A case series of 112 TTD patients was reported with these findings; developmental and intellectual delay were detected in 96 (86%) patients, impaired motor control/psychomotor retardation in 41 (37%), social behavior problems in 17 (15%), neuroimaging abnormality in 26 (23%), dysmyelination in 16 (14%), cerebellar atrophy in 5 (4%), cortical atrophy in 3 (3%), dilated ventricles in 4 (4%), and calcifications in 2 (2%) patients (22). Cranial MRI of our two patients with TTD showed cerebellar atrophy and one with dysmyelination of the white matter and arteriovenous malformation originating from anterior cerebral artery branches in the left frontal lobe. Arteriovenous malformation in TTD has not been previously reported; we assumed this finding was incidental and placed it in the tertiary group.

Conclusion

In conclusion, although the exact frequency of neurological involvement in PID is unknown, the number of publications on neurological conditions in PID is increasing. This study reviewed the neurological findings of patients with PID and focused on how different clinical findings could be observed. A few studies have been conducted on neurologic manifestations in PIDs, and the number of cases is limited compared to our research. Our study had some limitations. Since this study is retrospective, our analyses are limited to clinical follow-up. Genetic analysis was carried out on almost all patients. The correlation between genotype and phenotype was not performed in a small number of patients who had not undergone genetic analysis. Despite the limitations, our study presented the largest case number in the literature.

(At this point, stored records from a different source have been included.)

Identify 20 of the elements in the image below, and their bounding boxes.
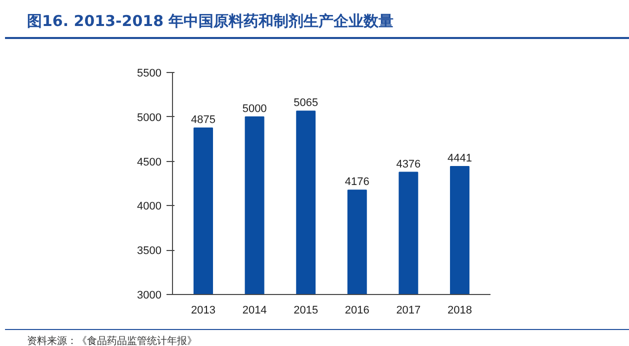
y-tick-label: 4500 — [137, 156, 162, 168]
x-tick-label: 2015 — [294, 304, 318, 316]
x-tick-label: 2017 — [396, 304, 421, 316]
chart-title: 图16. 2013-2018 年中国原料药和制剂生产企业数量 — [27, 11, 394, 31]
x-tick-label: 2018 — [447, 304, 472, 316]
y-tick-label: 3500 — [137, 245, 162, 258]
data-label: 5000 — [242, 102, 267, 115]
y-tick-label: 3000 — [137, 290, 162, 302]
x-tick-label: 2013 — [191, 304, 216, 316]
data-label: 4875 — [191, 114, 216, 126]
x-tick-label: 2014 — [242, 304, 267, 316]
data-label: 5065 — [294, 97, 318, 110]
data-label: 4176 — [344, 176, 370, 188]
data-label: 4441 — [447, 152, 472, 165]
data-label: 4376 — [396, 158, 421, 170]
x-tick-label: 2016 — [344, 304, 370, 316]
y-tick-label: 4000 — [137, 200, 162, 213]
y-tick-label: 5500 — [137, 68, 162, 80]
y-tick-label: 5000 — [137, 112, 162, 124]
text: 资料来源：《食品药品监管统计年报》 — [27, 336, 197, 346]
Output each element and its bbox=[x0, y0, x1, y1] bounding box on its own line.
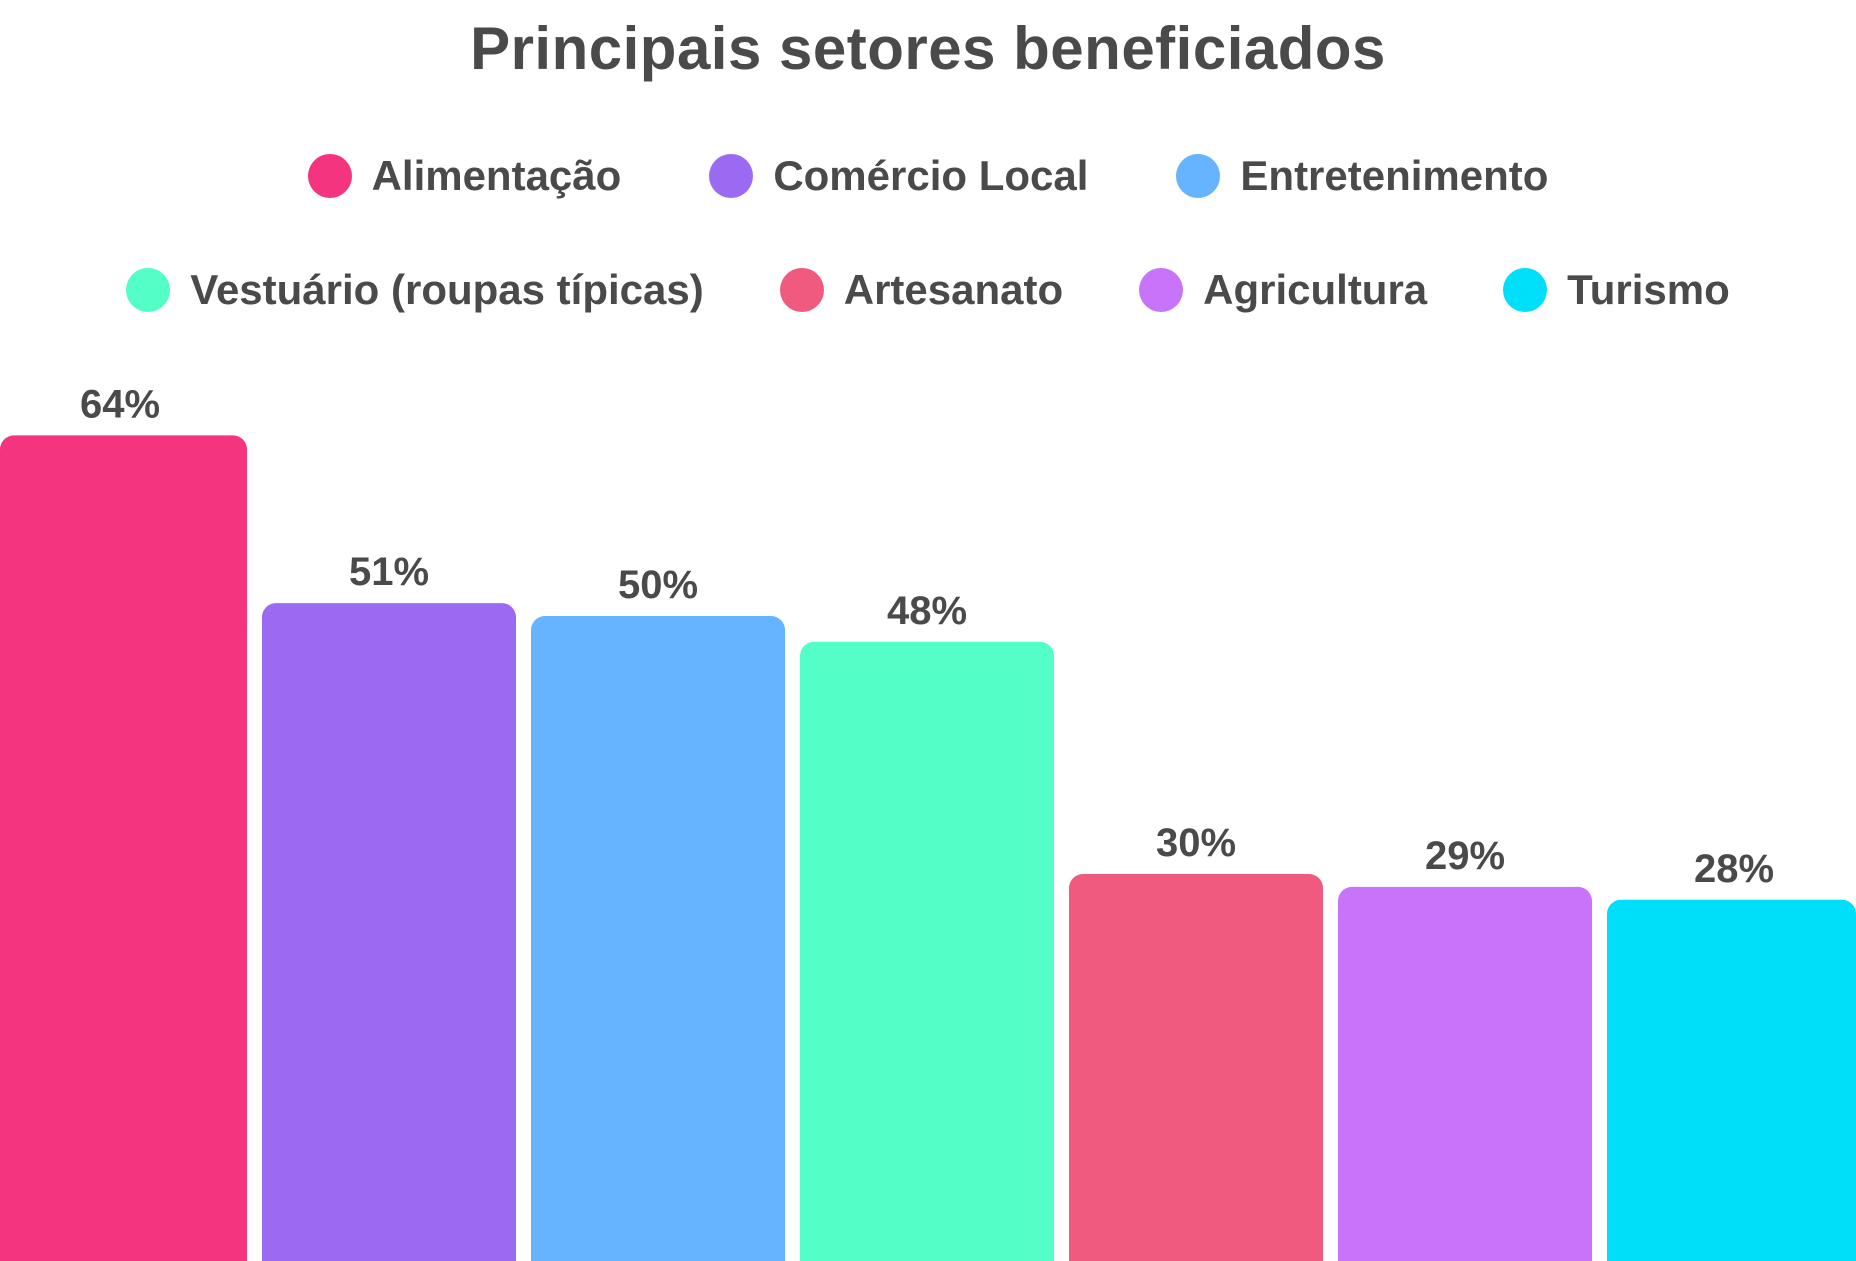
bar-3 bbox=[800, 641, 1054, 1261]
chart-title: Principais setores beneficiados bbox=[470, 15, 1386, 82]
legend-swatch-vestuario bbox=[126, 268, 171, 312]
legend-label: Artesanato bbox=[843, 266, 1064, 313]
bar-6 bbox=[1607, 899, 1856, 1261]
legend-label: Agricultura bbox=[1203, 266, 1428, 313]
bar-2 bbox=[531, 616, 785, 1261]
legend-item-artesanato: Artesanato bbox=[779, 266, 1064, 314]
bar-value-label-0: 64% bbox=[80, 382, 160, 426]
legend-item-entretenimento: Entretenimento bbox=[1176, 152, 1548, 200]
legend-item-comercio-local: Comércio Local bbox=[709, 152, 1088, 200]
bar-value-label-6: 28% bbox=[1694, 847, 1774, 891]
bar-value-label-1: 51% bbox=[349, 550, 429, 594]
legend-label: Vestuário (roupas típicas) bbox=[190, 266, 704, 313]
legend-label: Entretenimento bbox=[1240, 152, 1549, 199]
legend-item-turismo: Turismo bbox=[1503, 266, 1730, 314]
bar-4 bbox=[1069, 874, 1323, 1261]
legend-swatch-entretenimento bbox=[1176, 154, 1221, 198]
legend-swatch-comercio-local bbox=[709, 154, 754, 198]
bar-value-label-5: 29% bbox=[1425, 834, 1505, 878]
legend-row-1: Alimentação Comércio Local Entreteniment… bbox=[0, 152, 1856, 200]
legend-swatch-agricultura bbox=[1139, 268, 1184, 312]
bar-1 bbox=[262, 603, 516, 1261]
legend-item-agricultura: Agricultura bbox=[1139, 266, 1427, 314]
bar-5 bbox=[1338, 886, 1592, 1261]
legend-label: Turismo bbox=[1567, 266, 1730, 313]
bar-value-label-4: 30% bbox=[1156, 821, 1236, 865]
legend-label: Alimentação bbox=[371, 152, 622, 199]
legend-item-vestuario: Vestuário (roupas típicas) bbox=[126, 266, 704, 314]
legend-item-alimentacao: Alimentação bbox=[307, 152, 622, 200]
legend-row-2: Vestuário (roupas típicas) Artesanato Ag… bbox=[0, 266, 1856, 314]
bar-value-label-2: 50% bbox=[618, 563, 698, 607]
legend-swatch-alimentacao bbox=[307, 154, 352, 198]
bar-0 bbox=[0, 435, 247, 1261]
bar-value-label-3: 48% bbox=[887, 589, 967, 633]
legend-label: Comércio Local bbox=[773, 152, 1089, 199]
legend-swatch-turismo bbox=[1503, 268, 1548, 312]
legend-swatch-artesanato bbox=[779, 268, 824, 312]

Early diagnosis of PID offers the potential for early treatment, including bone marrow transplantation or gene therapy, before the onset of neurological outcomes. Immunodeficiency should be considered in patients with unusual neurological CNS infections and unexpected neurological findings.

Authors’ contributions

All authors contributed to the study’s conception and design. Material preparation, data collection, and analysis were performed by HK, ZK, MB, SC, and SSK. The first draft of the manuscript was written by HK and SSK, and all authors commented on previous versions. All authors read and approved the final manuscript.

Conflicts of interest

The authors declare that they have no conflict of interest.

Funding

This study received no fundings from any sources.

Availability of data and material

The data that support the study findings are available from the corresponding author upon reasonable request.

Ethical approval

Ethical approval was obtained from the Uludag University Faculty of Medicine Medical Research Ethics Committee for the study (2022–1/22).

Consent to participate

The informed consent form was obtained from participants.